The story of a wartime romance between a young fighter pilot and a young woman in a military overseas entertainment troupe, set against the backdrop of Cairo and Istanbul in 1942, just the offensive is about to expand dramatically in that region, Jasmine Nights might sound like a light exotic romantic war novel, but don't be fooled. Inspired by the wartime background of her own parents, Julia Gregson understands the true nature of people trying to maintain normal relationships during the war, and manages to put across the essence of it brilliantly with the situation she develops from it.

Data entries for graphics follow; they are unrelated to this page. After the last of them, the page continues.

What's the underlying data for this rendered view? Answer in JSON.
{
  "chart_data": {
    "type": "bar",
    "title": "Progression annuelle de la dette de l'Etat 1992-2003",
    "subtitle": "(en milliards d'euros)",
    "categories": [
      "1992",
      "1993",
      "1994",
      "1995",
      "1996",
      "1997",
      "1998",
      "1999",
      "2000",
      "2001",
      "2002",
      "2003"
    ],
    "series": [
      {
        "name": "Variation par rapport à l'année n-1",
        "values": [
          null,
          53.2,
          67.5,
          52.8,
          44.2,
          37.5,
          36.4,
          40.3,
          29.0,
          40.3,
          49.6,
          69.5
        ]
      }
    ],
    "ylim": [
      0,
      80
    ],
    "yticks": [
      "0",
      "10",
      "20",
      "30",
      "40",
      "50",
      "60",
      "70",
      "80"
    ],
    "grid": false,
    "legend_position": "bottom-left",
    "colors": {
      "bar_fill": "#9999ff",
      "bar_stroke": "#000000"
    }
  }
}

"These men don't fight for democracy or freedom or any of that guff...", one of her characters tells Entertainments National Service Association (ENSA) singer Saba Tarcan at one point in the book, "...they fight for their mum or for their girl, and as far as they are concerned, you're it for the ten minutes you're on the stage". There's an essential truth in this that the author recognizes and it makes the story of Saba and Dom, a fighter pilot she met recuperating from burns in a hospital back home, all the more vital. It's one thing to think of your loved ones back home while fighting to keep them safe, but it's quite another matter when the object of your affections - affections so freshly aroused - is out there on the front, tantalizingly close, but separated by potentially great danger.
The war dangers that separate Dom and Saba, bringing them together only for their respective duties to suddenly separate them is the strong hook that holds the story together. For Saba, the concerns about Dom in a war where a quarter of the fighter pilots have already died, including Dom's closest friend, are obvious, but for Dom, the potential dangers in the region are also more than his "girl" performing in front of hundreds of lusting, lonely troops - but little does he know about that the reconnaissance and listening in to foreign guests that Saba has been asked to be party to could lead her into an even more dangerous spying operation.
For all the flights of exoticism and romanticism that Jasmine Nights finds in this situation - caught on the wave of a song or in the pull of flying a Spitfire - it still manages to keep its feet on the ground and never allows you to forget that what they are involved in is important and has real meaning. The two main characters constantly think about their families back home, reflecting on who they are, where they come from, and - in these uncertain times - who they are likely to turn out to be, transformed by their new discoveries in a changing world that tantalizingly holds so much promise, but whose outcome is by no means certain. Julia Gregson's writing captures the immediacy of living in the moment, in the excitement of romantic attraction during a time of war, making this a thrilling and entertaining read, but one that has depths in its understanding of the true stakes involved.